As demographers increasingly attended to measuring the size of the LGBTQ population, their work became an obligatory passage point in public and political discussions of LGTBQ people. My analysis tracks this change through three cases: (1) the use of social demographic expertise in three recent marriage equality cases at the U.S. Supreme Court, (2) discussion of the intersection of science and sexuality in newspaper articles, and (3) the inclusion of SOGI (sexual orientation and gender identity) measures on demographic social surveys.
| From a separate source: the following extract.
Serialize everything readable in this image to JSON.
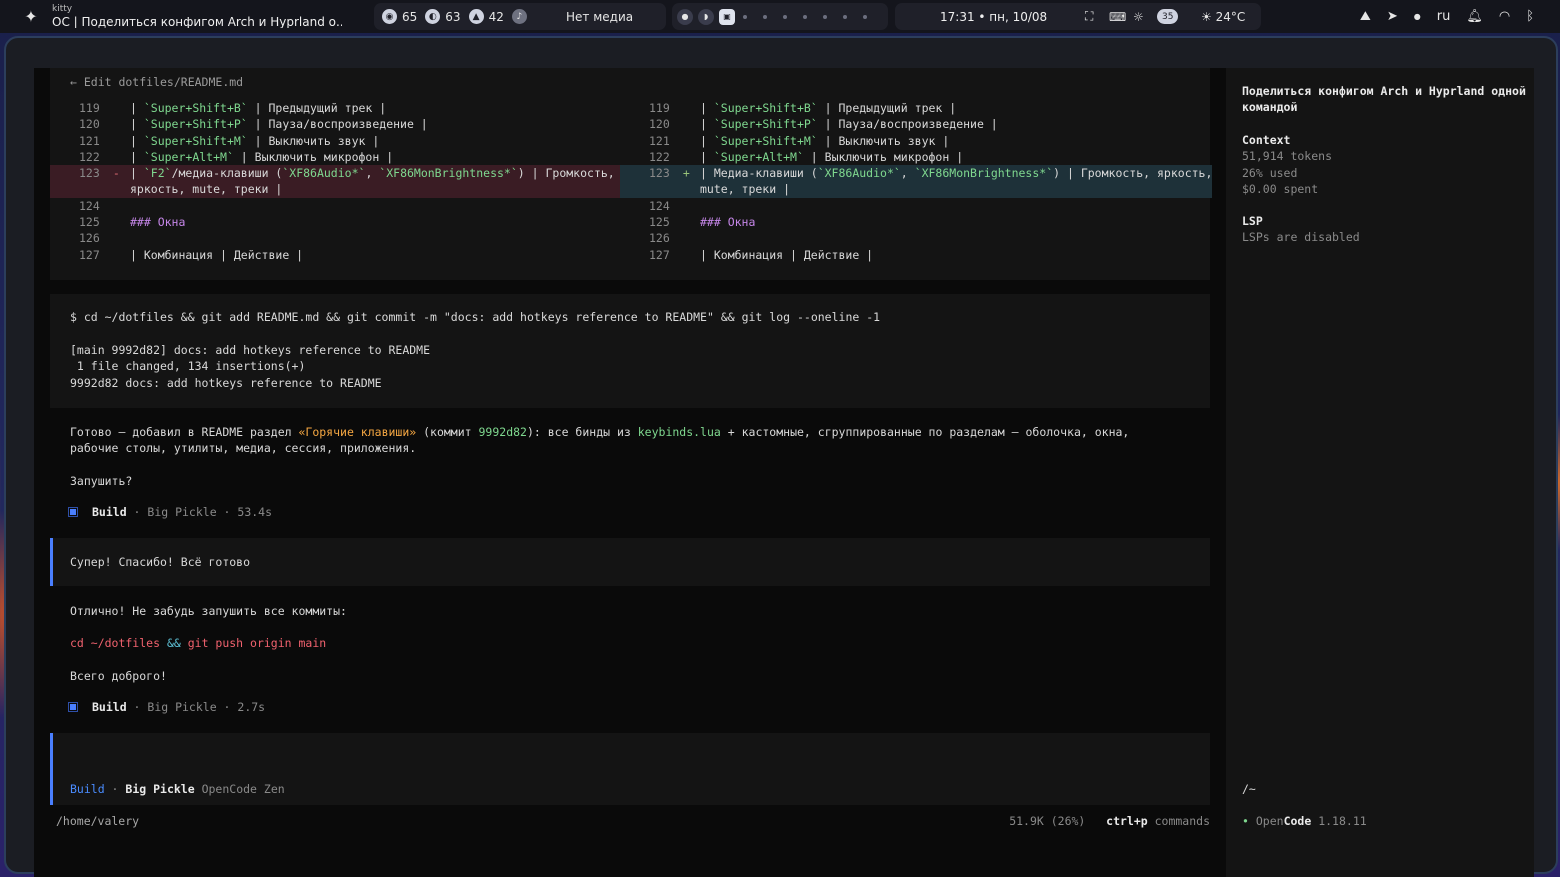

The centrality of demography to political debates about sexuality reshaped public understandings of LGBTQ people. I show how the norms and interests of demographers (standardized closed-ended questions to track variation over time and place, health and risk framings needed in part to secure funding) clashed with the changing politics of parts of the LGBTQ community that increasingly embraced open identities and rejected confining boxes. Demographic knowledge about sexualities in turn helped create and solidify new identities (MSM, non-heterosexual), theories (sexual fluidity), and research agendas (surveilling “at risk” populations, correlating negative outcomes with behavior/identity discordance) that were often at odds with what activists wanted and sociologists of gender and sexuality learned in their research.

My research grapples with a fundamental paradox at the heart of sexual politics: sexuality statistics were demanded from below by the LGBTQ community in efforts to be counted and thus known and incorporated into the body politic, even as this push amplified the power of the new gay science, and especially the disciplinary power of demography over queer lives. To demonstrate the co-production of demographic sexuality knowledge and the sexual minority demographic, I trace the social lives of sexuality statistics. I define the contours and identify the consequences of this specific feedback loop by analyzing the production and circulation of an essential form of demographic sexuality knowledge: population counts. By analyzing survey questionnaires, tracing sexuality knowledge through court cases, and interviewing data stakeholders, I show how the politics of sexuality is shaped by demographic norms and the various kinds of maneuvers demographers make and justify—which ultimately truncates the space of sexuality by putting order to the messiness at the heart of many queer identity projects.